Obama is expected to announce new executive orders this week on gun policy, aiming foremost to expand background checks for buyers by broadening the definition of a gun dealer. It’s not just about redoubling his efforts on an issue that marked “the worst day of his presidency” and undoubtedly occupies his thoughts about his legacy. He is continuing a push to circumvent pro-gun lawmakers using executive power, a strategy that has also been gaining momentum in some states.

Obama’s renewed push will also bring another bonanza for gun sellers.

Yet the reality is that Obama’s latest moves will do relatively little to change how easily Americans can get guns. Expanding background checks through a broader interpretation of current federal law still won’t close the so-called gun show loophole; hundreds of thousands of firearms will continue to be bought and sold with minimal regulation, both online and in person. Only an act of Congress could change that comprehensively.

Moreover, Obama’s renewed push will bring another bonanza for gun sellers. It’s been a surefire formula: The National Rifle Association declares that the White House is poised to strip Americans of their constitutional freedoms, and gun sales soar. Various Republican presidential candidates are now in on the act.

But those concerns may ultimately be secondary if Obama can shake up the fight over firearms by effectively tweaking a deeply entrenched and damaging national narrative. He also plans to hold a town hall meeting on guns on Thursday night at George Mason University in Fairfax, Virginia (not coincidentally the city that is home to NRA headquarters). As gun policy expert and long-time reform advocate Mark Glaze has put it, “Changes to the culture are more important in some ways than legal changes.”

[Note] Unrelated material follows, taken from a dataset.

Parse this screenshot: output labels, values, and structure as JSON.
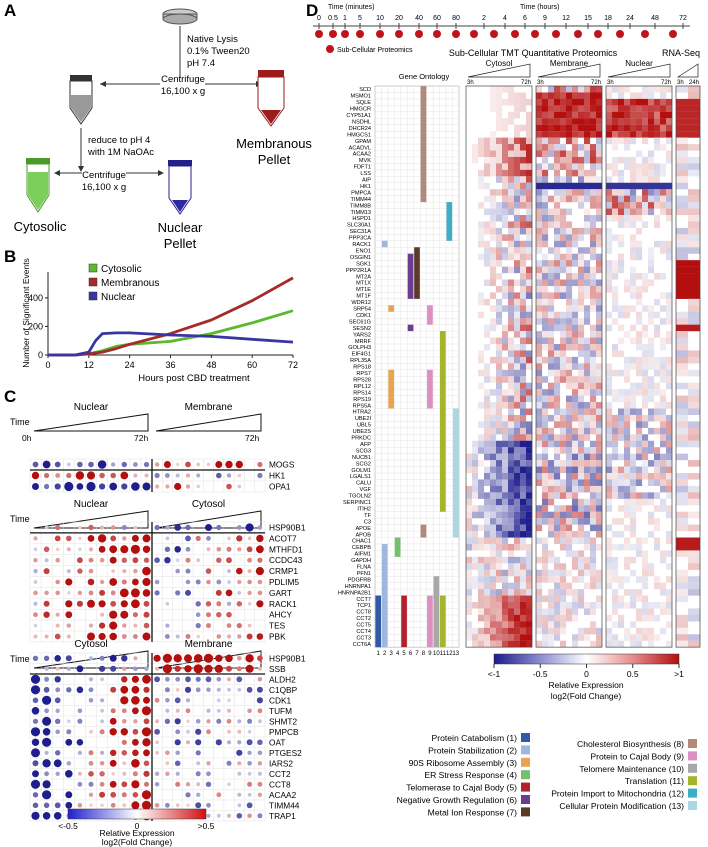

The last few weeks have also brought notable moves on guns by Democratic leaders at the state level. Gov. Dannel Malloy of Connecticut announced he would ban people on the US government’s terrorism watch lists from purchasing guns in his state. The attorney general of Virginia, Mark Herring, gutted a reciprocity agreement and prohibited permit-holding residents from 25 other states from carrying concealed weapons in Virginia. Meanwhile, political observers on both sides of the issue suggest that the major new gun reform groups created in the aftermath of the Sandy Hook massacre are gaining ground.

Still, few would dispute that the deep-pocketed NRA and other gun lobbyists continue to have the upper hand in the nation’s legislatures. The freshest reminder of their advantage came on New Year’s Day in Texas, where a new law went into effect allowing nearly 1 million residents to openly carry handguns in public.

Obama may feel particularly emboldened now that it’s late in the fourth quarter. And America’s chronically polarized, mostly predictable gun politics may fundamentally be starting to change. Any honest appraisal would acknowledge that’s better than the grievous status quo.